What about a claim like "English has more basic words" or "word roots" or some such? Now we're in the territory of what linguists call "morphemes", usable roots or pieces of words. But in the domain of morphemes we also have to include "un-" as a morpheme, and "methyl-" and many other things that traditionalists wouldn't include under "words", and it's not at all clear English has the largest number of them either. Meanwhile, this disadvantages the Semitic languages like Arabic and Hebrew. They use a smallish number of three-letter roots to coin huge numbers of words. ktb has the basic "to write", but it generates at least 30 words (many of them, like verbs, inflecting into many more forms still). These take up two full pages in my dictionary, from katib, "writer", to istiktab, "dictation". So counting only "roots" or "basic words" gets us nowhere either, since counting ktb just once would be senseless.

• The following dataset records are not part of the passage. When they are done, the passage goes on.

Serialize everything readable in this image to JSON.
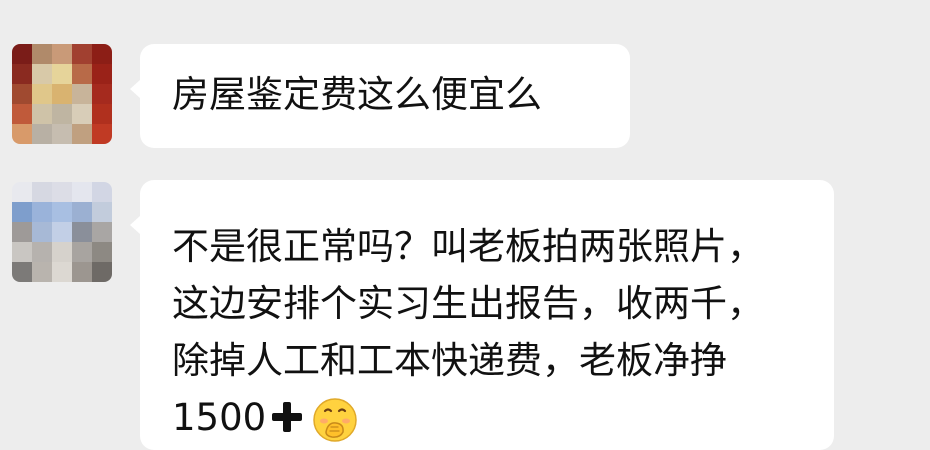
{
  "chat": {
    "messages": [
      {
        "sender": "contact-1",
        "avatar": {
          "style": "pixelated",
          "icon": "avatar-icon"
        },
        "text": "房屋鉴定费这么便宜么"
      },
      {
        "sender": "contact-2",
        "avatar": {
          "style": "pixelated",
          "icon": "avatar-icon"
        },
        "lines": [
          "不是很正常吗？叫老板拍两张照片，",
          "这边安排个实习生出报告，收两千，",
          "除掉人工和工本快递费，老板净挣",
          "1500"
        ],
        "trailing_icons": [
          "plus-icon",
          "cover-mouth-emoji-icon"
        ]
      }
    ]
  },
  "colors": {
    "background": "#ededed",
    "bubble": "#ffffff",
    "text": "#111111",
    "emoji_yellow": "#ffd23f"
  }
}
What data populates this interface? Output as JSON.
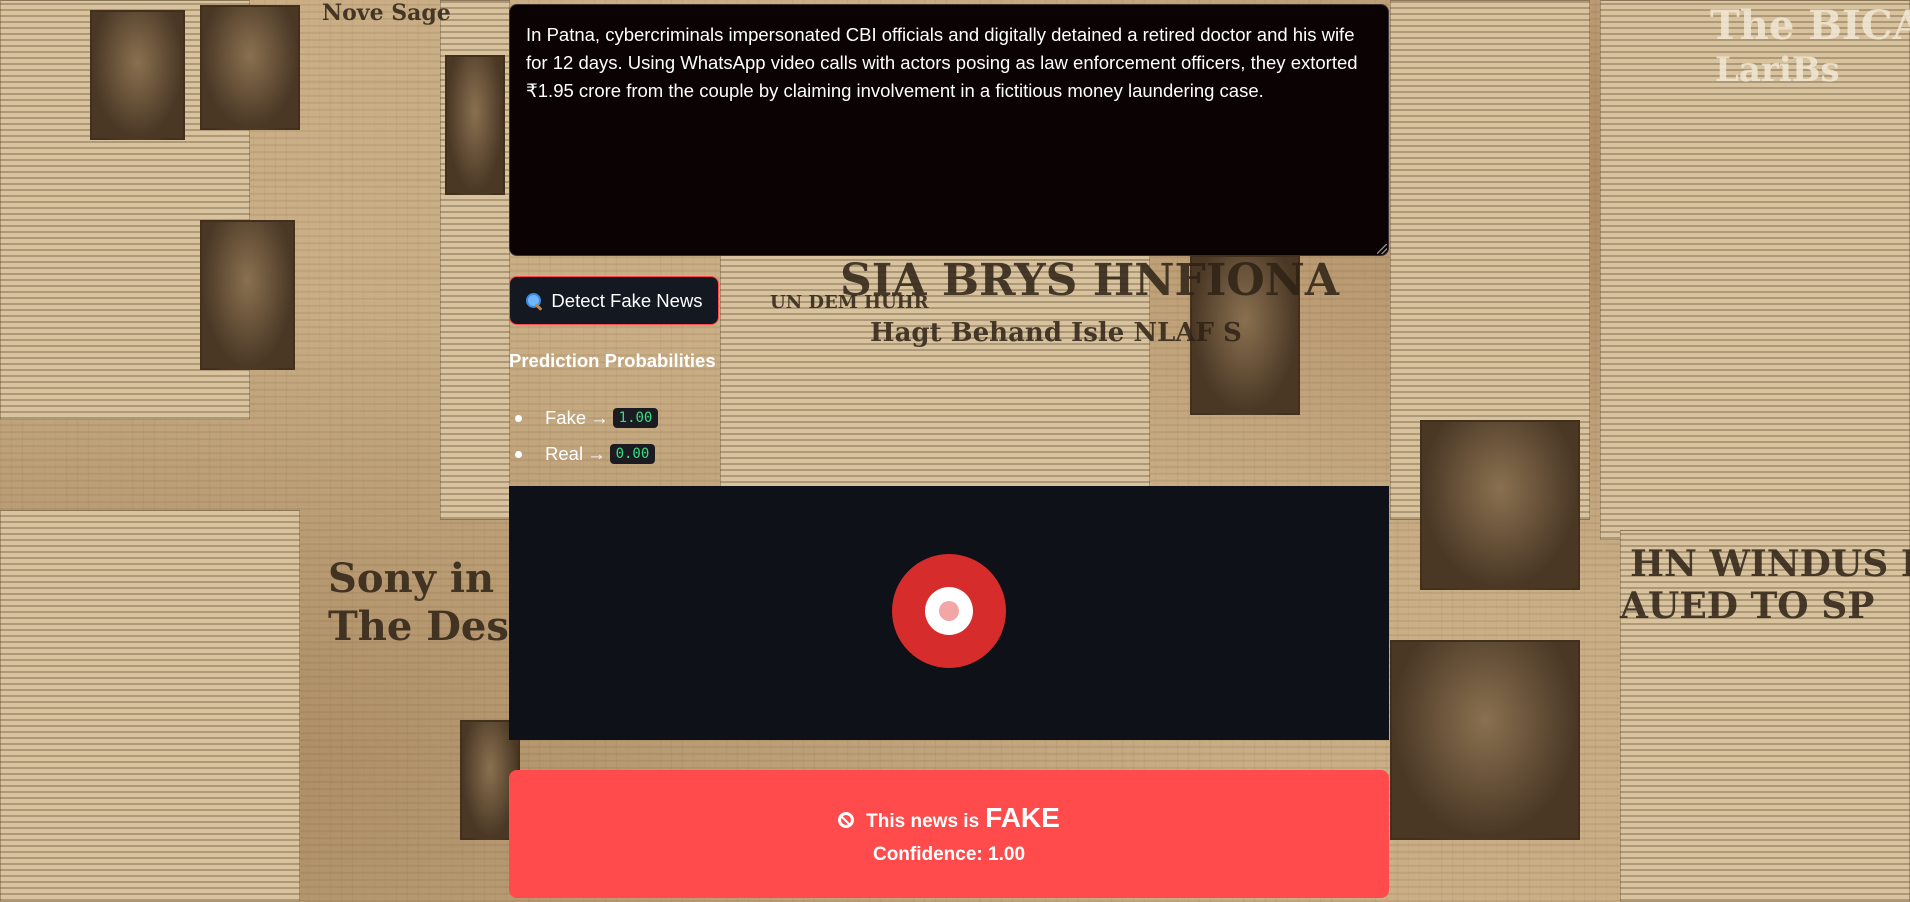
{
  "input": {
    "news_text": "In Patna, cybercriminals impersonated CBI officials and digitally detained a retired doctor and his wife for 12 days. Using WhatsApp video calls with actors posing as law enforcement officers, they extorted ₹1.95 crore from the couple by claiming involvement in a fictitious money laundering case."
  },
  "detect_button": {
    "icon": "magnifier-icon",
    "label": "Detect Fake News"
  },
  "probabilities": {
    "title": "Prediction Probabilities",
    "items": [
      {
        "label": "Fake",
        "arrow": "→",
        "value": "1.00"
      },
      {
        "label": "Real",
        "arrow": "→",
        "value": "0.00"
      }
    ]
  },
  "chart_data": {
    "type": "pie",
    "categories": [
      "Fake",
      "Real"
    ],
    "values": [
      1.0,
      0.0
    ],
    "colors": [
      "#d62c2c",
      "#f3a6a6"
    ],
    "hole": true
  },
  "result": {
    "icon": "ban-icon",
    "prefix": "This news is",
    "verdict": "FAKE",
    "confidence_text": "Confidence: 1.00",
    "color": "#ff4b4b"
  },
  "background": {
    "headlines": [
      "Nove Sage",
      "SIA BRYS HNFIONA",
      "Hagt Behand Isle NLAF S",
      "UN DEM HUHR",
      "The BICAD",
      "LariBs",
      "Sony in the",
      "The Descen",
      "HN WINDUS D",
      "AUED TO SP"
    ]
  }
}
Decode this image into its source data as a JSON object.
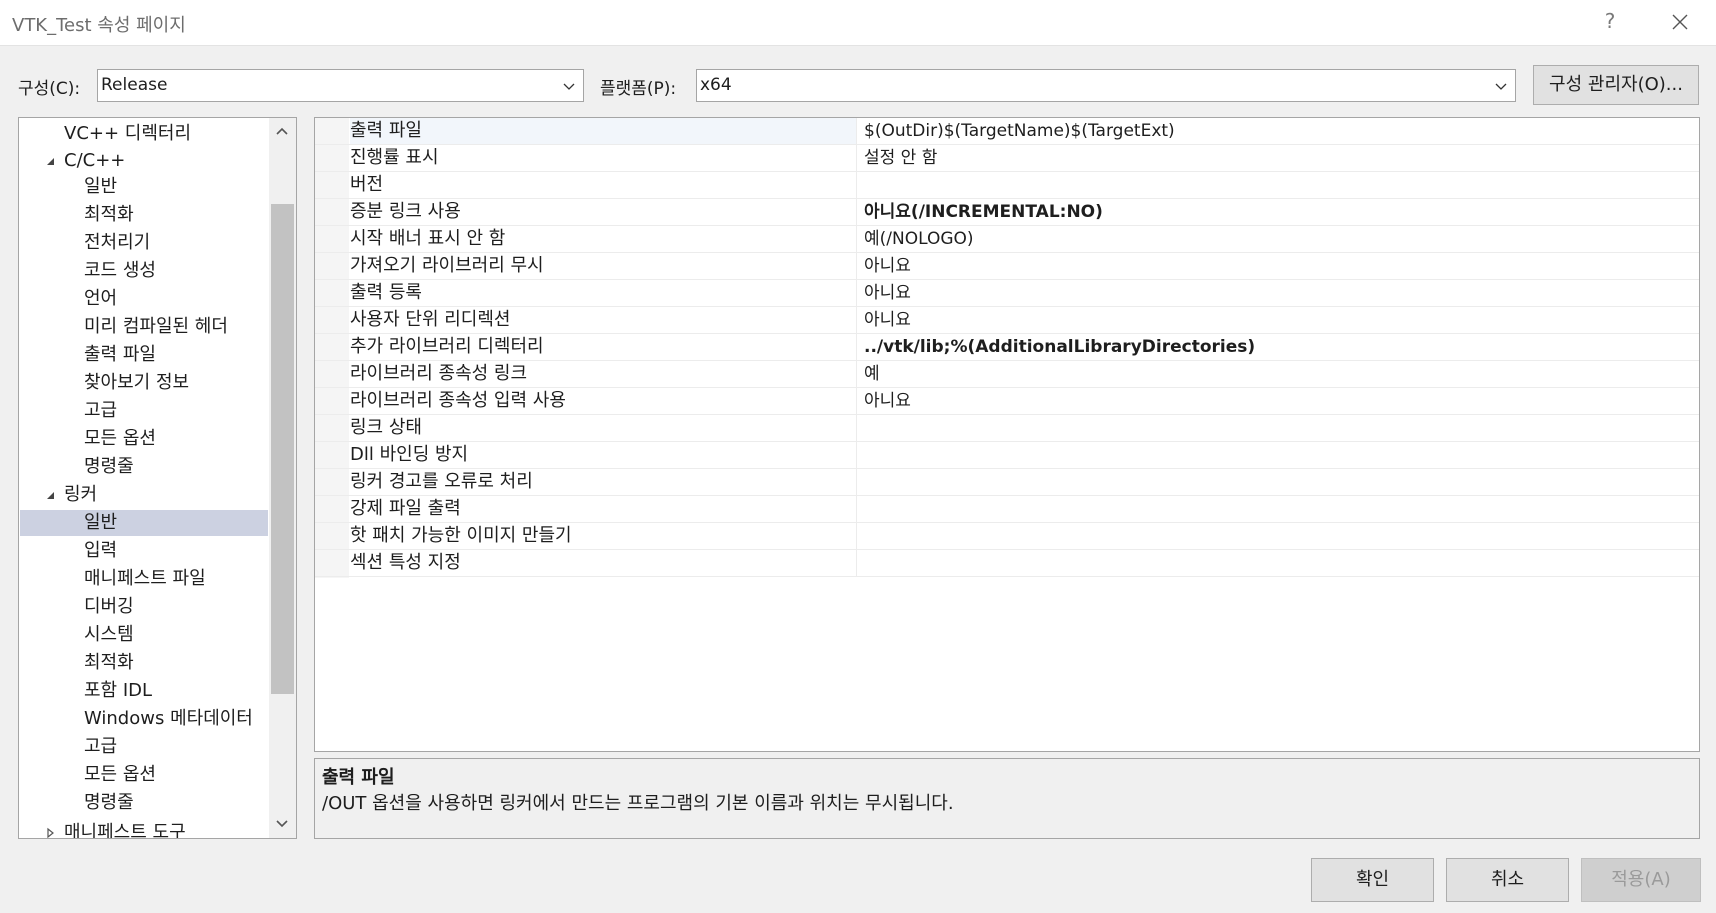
{
  "window": {
    "title": "VTK_Test 속성 페이지",
    "help_label": "?"
  },
  "toolbar": {
    "config_label": "구성(C):",
    "config_value": "Release",
    "platform_label": "플랫폼(P):",
    "platform_value": "x64",
    "config_manager_label": "구성 관리자(O)..."
  },
  "tree": {
    "items": [
      {
        "label": "VC++ 디렉터리"
      },
      {
        "label": "C/C++"
      },
      {
        "label": "일반"
      },
      {
        "label": "최적화"
      },
      {
        "label": "전처리기"
      },
      {
        "label": "코드 생성"
      },
      {
        "label": "언어"
      },
      {
        "label": "미리 컴파일된 헤더"
      },
      {
        "label": "출력 파일"
      },
      {
        "label": "찾아보기 정보"
      },
      {
        "label": "고급"
      },
      {
        "label": "모든 옵션"
      },
      {
        "label": "명령줄"
      },
      {
        "label": "링커"
      },
      {
        "label": "일반"
      },
      {
        "label": "입력"
      },
      {
        "label": "매니페스트 파일"
      },
      {
        "label": "디버깅"
      },
      {
        "label": "시스템"
      },
      {
        "label": "최적화"
      },
      {
        "label": "포함 IDL"
      },
      {
        "label": "Windows 메타데이터"
      },
      {
        "label": "고급"
      },
      {
        "label": "모든 옵션"
      },
      {
        "label": "명령줄"
      },
      {
        "label": "매니페스트 도구"
      }
    ]
  },
  "properties": [
    {
      "name": "출력 파일",
      "value": "$(OutDir)$(TargetName)$(TargetExt)"
    },
    {
      "name": "진행률 표시",
      "value": "설정 안 함"
    },
    {
      "name": "버전",
      "value": ""
    },
    {
      "name": "증분 링크 사용",
      "value": "아니요(/INCREMENTAL:NO)"
    },
    {
      "name": "시작 배너 표시 안 함",
      "value": "예(/NOLOGO)"
    },
    {
      "name": "가져오기 라이브러리 무시",
      "value": "아니요"
    },
    {
      "name": "출력 등록",
      "value": "아니요"
    },
    {
      "name": "사용자 단위 리디렉션",
      "value": "아니요"
    },
    {
      "name": "추가 라이브러리 디렉터리",
      "value": "../vtk/lib;%(AdditionalLibraryDirectories)"
    },
    {
      "name": "라이브러리 종속성 링크",
      "value": "예"
    },
    {
      "name": "라이브러리 종속성 입력 사용",
      "value": "아니요"
    },
    {
      "name": "링크 상태",
      "value": ""
    },
    {
      "name": "Dll 바인딩 방지",
      "value": ""
    },
    {
      "name": "링커 경고를 오류로 처리",
      "value": ""
    },
    {
      "name": "강제 파일 출력",
      "value": ""
    },
    {
      "name": "핫 패치 가능한 이미지 만들기",
      "value": ""
    },
    {
      "name": "섹션 특성 지정",
      "value": ""
    }
  ],
  "description": {
    "title": "출력 파일",
    "text": "/OUT 옵션을 사용하면 링커에서 만드는 프로그램의 기본 이름과 위치는 무시됩니다."
  },
  "buttons": {
    "ok": "확인",
    "cancel": "취소",
    "apply": "적용(A)"
  },
  "colors": {
    "selection": "#ccd1e1",
    "window_bg": "#f0f0f0"
  }
}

What if we just asked "which language has the biggest dictionary?" Again, that will differ for many reasons unrelated to lexical richness. Which country has the best-developed dictionary industry? The best archives? Do you count obsolete words? Dialectal ones? How many scientific words are included? Going back to our foreign languages, Germans don't put Stromtarifrechner in the dictionary because its meaning is easily pieced together from its parts, and including every plausible compound would make the dictionary the size of the Encyclopedia Galactica. (I could coin a new word right now: Wortschatzprahlerei, "vocabulary boasting", to describe what Mr Fry was up to.) Spanish dictionaries won't have separate entries for "estoy" and "estás". Chinese people don't even deal primarily with our concept of "word"—their basic unit is the single one-syllable character, even though these are quite often combined into words. Zhongguo (中国) is "China". You can't just go looking for "Zhongguo" in the dictionary, though. You look up zhong (中, middle), and the entry will tell you what 中 combines with to get different meanings. Part of Chinese education is learning what characters mean when used together. They are printed with no spaces. Does that mean Zhongguo isn't a word?

We could go on in this vein for quite a while, but that will do for now. If I had to give a short answer to the question "does English have the biggest vocabulary?," I'd say "Who cares?" English is a rich and beautiful language, not least because England has been conquered by Vikings and Normans, and has happily been open to foreign influence through its history. We know more of its wonderful rare words because English has been written for over a thousand years, and its many dialects are well described. That's good enough for me. We shouldn't need it to have the biggest vocabulary—which can't be defined in any sensible way—to enjoy it.